New Laboratory Results on Ignition and Propagation in Live Vegetation Paving the Road to a Semi-Empirical Model

Wildfires arriving at a brush-cleared vegetation near vulnerable assets in the Wildland-Urban Interface (WUI), experience significantly reduced fire propagation, intensity, and associated risks. However, assessing the effectiveness of fuel reduction on fire behavior remains challenging due to limited understanding of ignition and propagation mechanisms in live vegetation. To fill this gap, a simplified approach was designed, focusing more on the combination of physical modeling with new empirical data rather than providing new insight in the physical process modeling.
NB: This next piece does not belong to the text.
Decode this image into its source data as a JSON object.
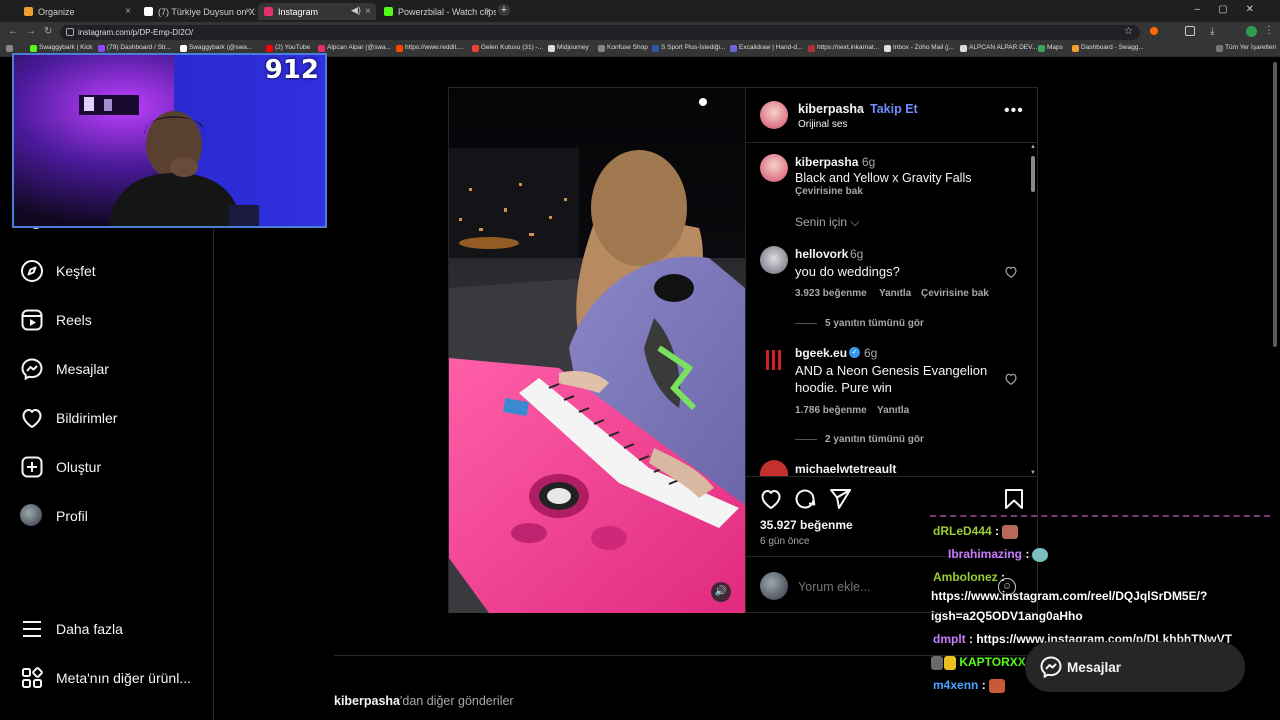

Burning experiments were conducted on cypress trees at two scales of live vegetation, the “laboratory scale” and the “real scale,” to gather data on fire behavior in cypress canopies with varying fuel moisture content (FMC) and bulk density (BD), using two ignition methods. A semi-empirical model, based on the physical model Fire Dynamic Simulator was developed, using the “laboratory scale” data as inputs, while the data recorded at “real scale” were used to validate the model. Laboratory-scale experiments showed consistent results when ignition was initiated by flame contact. In contrast, indirect radiant heat ignition was highly variable due to the influence of gaps between leaves. At the real scale, BD had a significant impact on fire behavior. The model evaluation showed it could simulate fire auto-propagation in live vegetation much more precisely compared to current physical models, leveraging the precise fire behavior data obtained at the laboratory scale.